The sandbox organizes files into three areas with distinct roles:

Files you upload

When you attach a file to a message, the assistant can read it inside the environment. Uploaded files are read-only from the assistant's perspective. If the assistant needs to modify an uploaded file, it copies the file to its working space first, then works on the copy.

Working space

The assistant uses a private working directory for intermediate tasks such as installing dependencies, writing draft scripts, running builds. This space is not visible to you directly. It is the assistant's scratchpad. It is not preserved when the sandbox is idle-terminated. Only your uploaded files and shared output files persist.

Output files

When the assistant finishes a deliverable, it places the file in an output directory and shares it with you.

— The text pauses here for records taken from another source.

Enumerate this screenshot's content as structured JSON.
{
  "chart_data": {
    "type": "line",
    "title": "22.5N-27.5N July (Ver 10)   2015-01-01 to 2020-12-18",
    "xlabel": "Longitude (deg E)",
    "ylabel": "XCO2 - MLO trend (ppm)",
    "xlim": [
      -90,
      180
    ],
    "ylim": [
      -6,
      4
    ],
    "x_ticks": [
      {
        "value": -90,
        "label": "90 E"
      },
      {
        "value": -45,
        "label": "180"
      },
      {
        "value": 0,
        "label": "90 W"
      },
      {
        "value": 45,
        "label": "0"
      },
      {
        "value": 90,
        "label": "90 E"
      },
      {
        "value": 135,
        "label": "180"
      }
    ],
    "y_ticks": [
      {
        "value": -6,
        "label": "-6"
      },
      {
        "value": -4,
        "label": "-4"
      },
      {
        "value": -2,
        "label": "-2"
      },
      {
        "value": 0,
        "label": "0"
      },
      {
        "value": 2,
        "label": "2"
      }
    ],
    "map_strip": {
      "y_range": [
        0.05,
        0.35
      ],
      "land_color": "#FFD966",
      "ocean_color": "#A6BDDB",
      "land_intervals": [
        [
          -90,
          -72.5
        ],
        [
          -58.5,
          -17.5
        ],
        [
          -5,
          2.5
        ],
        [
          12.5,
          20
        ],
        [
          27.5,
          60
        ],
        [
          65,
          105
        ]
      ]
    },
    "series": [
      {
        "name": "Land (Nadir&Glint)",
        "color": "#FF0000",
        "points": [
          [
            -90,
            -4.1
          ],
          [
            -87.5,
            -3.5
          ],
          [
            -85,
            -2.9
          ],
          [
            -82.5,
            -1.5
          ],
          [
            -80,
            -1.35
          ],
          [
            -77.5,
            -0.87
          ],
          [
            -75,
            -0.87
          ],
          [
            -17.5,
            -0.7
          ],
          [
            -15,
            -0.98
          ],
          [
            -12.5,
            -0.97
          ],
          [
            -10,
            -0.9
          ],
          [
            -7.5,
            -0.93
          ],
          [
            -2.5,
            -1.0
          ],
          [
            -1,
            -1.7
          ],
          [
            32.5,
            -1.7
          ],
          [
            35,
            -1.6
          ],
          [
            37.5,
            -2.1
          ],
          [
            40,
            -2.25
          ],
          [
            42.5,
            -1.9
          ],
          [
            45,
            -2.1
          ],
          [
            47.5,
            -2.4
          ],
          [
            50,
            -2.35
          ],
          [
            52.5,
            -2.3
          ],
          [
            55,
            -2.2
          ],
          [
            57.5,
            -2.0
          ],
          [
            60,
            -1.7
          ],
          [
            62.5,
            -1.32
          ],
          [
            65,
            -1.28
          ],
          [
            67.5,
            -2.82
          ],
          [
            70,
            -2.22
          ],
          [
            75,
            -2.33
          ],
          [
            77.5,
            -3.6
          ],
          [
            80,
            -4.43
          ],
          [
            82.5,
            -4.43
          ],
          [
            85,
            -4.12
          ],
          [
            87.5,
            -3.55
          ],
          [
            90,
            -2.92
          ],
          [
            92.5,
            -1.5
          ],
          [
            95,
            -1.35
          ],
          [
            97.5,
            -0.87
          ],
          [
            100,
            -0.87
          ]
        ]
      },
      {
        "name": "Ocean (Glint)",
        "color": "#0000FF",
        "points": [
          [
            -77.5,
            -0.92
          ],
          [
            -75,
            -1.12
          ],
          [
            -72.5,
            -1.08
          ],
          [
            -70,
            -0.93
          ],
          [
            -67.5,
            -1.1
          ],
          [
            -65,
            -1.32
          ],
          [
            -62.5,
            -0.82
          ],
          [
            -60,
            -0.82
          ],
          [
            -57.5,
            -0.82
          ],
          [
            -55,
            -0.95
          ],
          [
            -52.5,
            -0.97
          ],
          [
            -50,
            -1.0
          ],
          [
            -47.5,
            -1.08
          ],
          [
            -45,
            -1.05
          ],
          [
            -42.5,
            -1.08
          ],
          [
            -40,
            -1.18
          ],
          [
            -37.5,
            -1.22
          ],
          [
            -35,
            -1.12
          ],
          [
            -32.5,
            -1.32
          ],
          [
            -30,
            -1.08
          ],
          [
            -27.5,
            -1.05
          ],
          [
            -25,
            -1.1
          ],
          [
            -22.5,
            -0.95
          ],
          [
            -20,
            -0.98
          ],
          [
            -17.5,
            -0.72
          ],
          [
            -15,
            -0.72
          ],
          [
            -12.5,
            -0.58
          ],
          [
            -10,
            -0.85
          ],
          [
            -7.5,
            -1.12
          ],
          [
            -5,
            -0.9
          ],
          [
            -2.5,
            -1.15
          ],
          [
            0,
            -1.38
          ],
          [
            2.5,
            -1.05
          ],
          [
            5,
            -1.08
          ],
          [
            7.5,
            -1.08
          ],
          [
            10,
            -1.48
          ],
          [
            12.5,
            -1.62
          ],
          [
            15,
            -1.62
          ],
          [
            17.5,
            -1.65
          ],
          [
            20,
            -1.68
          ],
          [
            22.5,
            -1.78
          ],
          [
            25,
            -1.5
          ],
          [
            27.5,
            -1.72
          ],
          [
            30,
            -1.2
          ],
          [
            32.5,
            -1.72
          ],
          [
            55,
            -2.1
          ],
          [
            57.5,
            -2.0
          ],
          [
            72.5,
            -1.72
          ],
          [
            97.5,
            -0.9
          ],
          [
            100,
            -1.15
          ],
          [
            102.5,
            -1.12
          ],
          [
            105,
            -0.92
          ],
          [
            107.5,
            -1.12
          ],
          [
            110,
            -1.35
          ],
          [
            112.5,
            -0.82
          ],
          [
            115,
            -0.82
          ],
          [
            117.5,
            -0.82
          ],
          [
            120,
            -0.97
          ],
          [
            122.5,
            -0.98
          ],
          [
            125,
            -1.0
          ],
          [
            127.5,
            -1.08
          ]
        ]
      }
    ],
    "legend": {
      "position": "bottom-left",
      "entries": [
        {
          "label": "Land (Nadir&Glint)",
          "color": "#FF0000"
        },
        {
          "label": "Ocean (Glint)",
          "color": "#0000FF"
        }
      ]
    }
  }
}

Shared files appear as file cards in the chat. You can preview supported file types inline or download any file.

If you upload two files with the same name in a single conversation, the second file replaces the first. Use distinct filenames to avoid overwriting.

File preview support

When the assistant shares a file, the chat interface renders it based on its type. Some file types display inline, while others are available as downloads.

File typeBehavior
Images (PNG, JPG, GIF, WebP)Inline image
SVGInline image (scripts sandboxed)
PDFInline PDF viewer
HTMLSandboxed inline preview (no external resources)
MarkdownRendered inline
Text and code filesSyntax-highlighted with line numbers
VideoInline playback
AudioInline playback
All other types (Office documents, archives, binaries)Download only

Source files such as .jsx, .tsx, and .mermaid are shown as syntax-highlighted text. The chat interface does not execute React components or render Mermaid diagrams.

HTML previews run in a restricted environment. They can execute inline scripts, but they cannot load external resources, use browser storage (localStorage or sessionStorage), or access data from other pages. If you need full interactivity, download the HTML file and open it in your browser.

Limits

The following limits apply to the sandbox:

LimitValue
Storage per conversation5 GiB combined uploads and outputs
Command timeout10 minutes per command
Output per command1 MiB (truncated with notice if exceeded)
File upload size25 MB per file
Files shared at a time20 files per share action

The 5 GiB cap covers the combined uploads and outputs in a single conversation. When a conversation reaches it, the assistant returns the error This conversation's attached files exceed the sandbox capacity (5 GiB combined). Archive or remove some files and try again. Because the cap applies to the conversation as a whole, removing individual files does not reliably free space within that conversation. Start a new conversation to continue working.

Known limitations

The sandbox has the following limitations to be aware of:

  • No state between conversations: Each conversation starts with a fresh environment. The assistant cannot access files or packages from a previous conversation. If you need to continue work, upload the relevant files to a new conversation.
  • Large command output is truncated: Commands that produce more than 1 MiB of output are truncated. The assistant can work around this by redirecting output to a file and inspecting specific sections.
  • HTML previews are restricted: Previewed HTML files cannot load external scripts or stylesheets, use localStorage or sessionStorage, or access browser APIs that require a full origin. Interactive web applications that depend on these features will not work in the preview.
  • No GPU access: The environment does not have GPU hardware. Tasks that require GPU acceleration, such as training large machine learning models, are not supported.